14.76. DD 76: Paivana - Fighting AI Bots with GNU Taler#

14.76.1. Summary#

This design document describes the architecture of an AI Web firewall using GNU Taler, as well as new features that are required for the implementation.

14.76.2. Motivation#

AI bots are causing enormous amounts of traffic by scraping sites like git forges. They neither respect robots.txt nor 5xx HTTP responses. Solutions like Anubis and IP-based blocking do not work anymore at this point.

14.76.3. Requirements#

  • Must withstand high traffic from bots, requests before a payment happened must be very cheap, both in terms of response generation and database interaction.

14.76.4. Proposed Solution#

Architecture

  • paivana-httpd is a reverse proxy that sits between ingress HTTP(S) traffic and the protected upstream service.

  • paivana-httpd is configured with a particular merchant backend.

  • A payment template must be set up in the merchant backend (called {template_id} from here on).

Steps:

  • Browser visits git.taler.net

  • paivana-httpd checks for a Paivana cookie

    • If cookie is set and valid, the request is reverse-proxied to upstream. Stop.

    • Otherwise, a paywall page is rendered, continue.

  • The browser (rendering the paywall page) generates a random paivana ID via JS.

  • Based on this paivana ID, a taler://pay-template/{paivana_backend}/.well-known/paivana/{template_id}?paivana_id={paivana_id} URI is generated and rendered as a QR code and link.

  • The browser long-polls on a {paivana_backend}/.well-known/pavivana/paivanas/{paivana_id} endpoint that returns when an order with the given paivana ID has been paid for (regardless of the order ID, which is not known to the browser).

  • A wallet now needs to instantiate the pay template and pay for the resulting order by talking to the Paivana backend which proxies the requests to the merchant backend and in the process learns the order ID and the payment status change. paivana-httpd may also implement the required subset of the merchant backend itself in the future.

  • When the long-poller returns and the payment has succeeded, the HTTP response sets the Paivana cookie.

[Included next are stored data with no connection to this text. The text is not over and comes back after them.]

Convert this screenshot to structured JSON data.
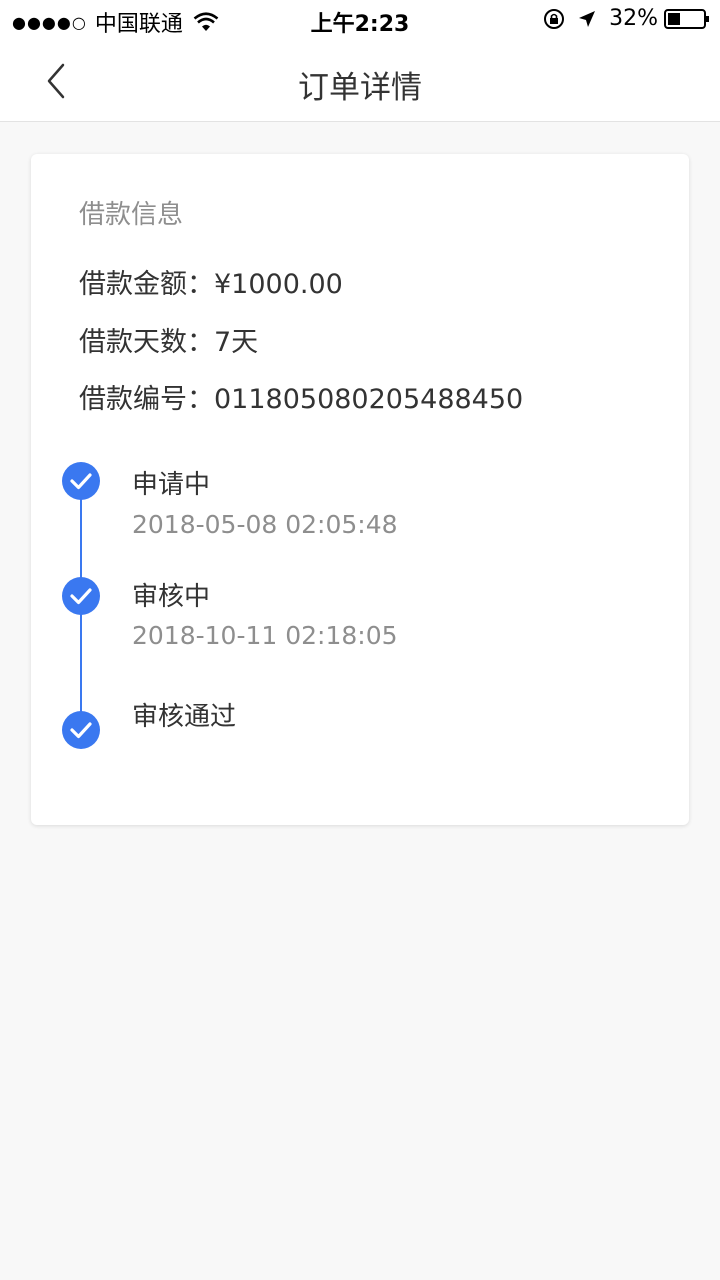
{
  "status_bar": {
    "signal": "●●●●○",
    "carrier": "中国联通",
    "time": "上午2:23",
    "battery": "32%"
  },
  "nav": {
    "title": "订单详情",
    "back_icon": "chevron-left-icon"
  },
  "loan_info": {
    "section_title": "借款信息",
    "amount": "借款金额：¥1000.00",
    "days": "借款天数：7天",
    "number": "借款编号：011805080205488450"
  },
  "timeline": {
    "accent_color": "#3a78f0",
    "steps": [
      {
        "label": "申请中",
        "time": "2018-05-08 02:05:48",
        "done": true
      },
      {
        "label": "审核中",
        "time": "2018-10-11 02:18:05",
        "done": true
      },
      {
        "label": "审核通过",
        "done": true
      }
    ]
  }
}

The browser reloads the page.

The Paivana Cookie is computed as exp_timestamp || '-' || H(client_ip || paivana_server_secret || exp_timestamp).

Problems:

  • A smart attacker might still create a lot of orders via the pay-template.

    • Solution A: Don’t care, unlikely to happen in the first place.

    • Solution B: Rate-limit template instantiation on a per-IP basis.

Implementation:

  • Paivana needs to support extended template instantiation with a paivana_id.

  • Paivana component needs to be specified / implemented

  • Wallet-core needs support for a paivana_id in pay templates.

14.76.5. Test Plan#

  • Deploy it for git.taler.net

14.76.6. Definition of Done#

N/A

14.76.7. Alternatives#

14.76.8. Drawbacks#

  • Requires JavaScript

    • Could be made to work without JS by returning some Paivana: ... header.

14.76.9. Discussion / Q&A#